Fourteen children slammed into gear, our sneakers squeaking as we bolted across the dew-kissed grass and into the road. I found second place, my thin arms pumping like pistons as I fought valiantly to achieve the advantage on the asphalt. Third snuck up on me as we climbed the embankment and gained the plateau.
The tree was mere inches from my fingertips. I threw my hand out in front of me, almost able to feel the knobby surface, the mint-hued moss coming into focus. As my right foot left the ground, I kicked up small blades of grass and specks of dirt wrested from the earth beneath my shoe. My left foot lost traction, the sole support pulled out from under me unexpectedly. Mid-stride, my mouth formed a perfect O of surprise, astonishment taking over my body. I fell backward with an astounding thud. Propelled forward by my earnest flight, I slid supine across the dew-stained plateau as the race continued behind me. Barely noting that I had not collided with the tree on my horizontal journey through the woods, I lay still for a moment as I processed the event.
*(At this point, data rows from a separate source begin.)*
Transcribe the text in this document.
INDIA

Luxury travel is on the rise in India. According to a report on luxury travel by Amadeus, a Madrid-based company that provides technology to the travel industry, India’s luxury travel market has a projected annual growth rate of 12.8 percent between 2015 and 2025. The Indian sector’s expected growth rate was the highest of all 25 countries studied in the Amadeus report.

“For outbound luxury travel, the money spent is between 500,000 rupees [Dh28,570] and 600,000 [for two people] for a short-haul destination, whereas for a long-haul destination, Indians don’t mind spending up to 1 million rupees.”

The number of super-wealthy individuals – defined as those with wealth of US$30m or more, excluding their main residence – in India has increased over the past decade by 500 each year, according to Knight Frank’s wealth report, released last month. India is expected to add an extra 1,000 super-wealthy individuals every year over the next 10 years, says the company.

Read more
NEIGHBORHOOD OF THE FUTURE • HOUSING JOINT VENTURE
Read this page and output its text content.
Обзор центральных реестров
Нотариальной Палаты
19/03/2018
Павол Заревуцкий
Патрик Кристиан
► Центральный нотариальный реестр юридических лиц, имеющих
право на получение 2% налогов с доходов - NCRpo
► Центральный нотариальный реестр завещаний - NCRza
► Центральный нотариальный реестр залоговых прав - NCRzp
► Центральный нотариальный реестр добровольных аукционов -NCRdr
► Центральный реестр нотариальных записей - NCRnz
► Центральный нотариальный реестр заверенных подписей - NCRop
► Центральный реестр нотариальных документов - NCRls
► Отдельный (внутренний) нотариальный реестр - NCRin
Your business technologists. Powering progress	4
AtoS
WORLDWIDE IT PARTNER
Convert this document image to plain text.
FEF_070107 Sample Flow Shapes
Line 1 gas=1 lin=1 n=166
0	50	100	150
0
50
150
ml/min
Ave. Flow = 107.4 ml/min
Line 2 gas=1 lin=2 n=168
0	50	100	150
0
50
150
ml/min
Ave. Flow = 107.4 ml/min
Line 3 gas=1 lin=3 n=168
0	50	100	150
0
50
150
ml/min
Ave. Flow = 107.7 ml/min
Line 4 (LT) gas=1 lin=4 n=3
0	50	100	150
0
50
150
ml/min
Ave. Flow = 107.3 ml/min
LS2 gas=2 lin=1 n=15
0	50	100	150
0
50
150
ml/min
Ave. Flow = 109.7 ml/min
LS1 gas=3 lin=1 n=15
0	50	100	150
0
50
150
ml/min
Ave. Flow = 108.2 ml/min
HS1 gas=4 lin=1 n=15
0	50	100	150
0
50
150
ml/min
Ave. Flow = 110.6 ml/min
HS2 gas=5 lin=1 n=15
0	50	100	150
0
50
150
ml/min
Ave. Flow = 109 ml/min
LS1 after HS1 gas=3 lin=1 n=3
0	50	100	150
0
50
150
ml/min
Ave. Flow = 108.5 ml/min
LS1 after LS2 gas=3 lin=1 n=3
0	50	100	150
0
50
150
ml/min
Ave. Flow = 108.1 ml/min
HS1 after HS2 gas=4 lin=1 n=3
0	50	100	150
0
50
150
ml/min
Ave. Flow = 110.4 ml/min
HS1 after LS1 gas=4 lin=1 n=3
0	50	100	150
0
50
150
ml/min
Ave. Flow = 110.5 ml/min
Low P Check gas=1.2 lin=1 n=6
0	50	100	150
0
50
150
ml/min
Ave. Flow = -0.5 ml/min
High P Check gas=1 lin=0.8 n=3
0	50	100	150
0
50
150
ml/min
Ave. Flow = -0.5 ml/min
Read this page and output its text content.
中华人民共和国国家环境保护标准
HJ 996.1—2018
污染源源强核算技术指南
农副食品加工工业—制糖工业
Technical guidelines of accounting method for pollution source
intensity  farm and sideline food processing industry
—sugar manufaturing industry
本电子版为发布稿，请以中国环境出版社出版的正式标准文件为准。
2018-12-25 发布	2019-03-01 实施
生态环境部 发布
I regained my feet and attempted to take a breath. And failed. I made my way shakily across the road, the bus rounding the bend and slowing down to make its stop. I began to cry because I couldn’t draw in enough oxygen to keep myself functioning at peak performance. The bus driver looked askance at this small, dirty child wheezing and sobbing on the steps of the bus. Grass and dew adorned the back of my jacket, an ill-received scarlet letter of failure and misbehavior. As I continued to gasp for air while snot and tears poured down my face, the bus driver told me to return home.
I trudged home forlorn and ashamed. Almost immediately after I met my mother in the living room, I was able to breathe more regularly. I ended up missing school that day, but I never raced across the street again.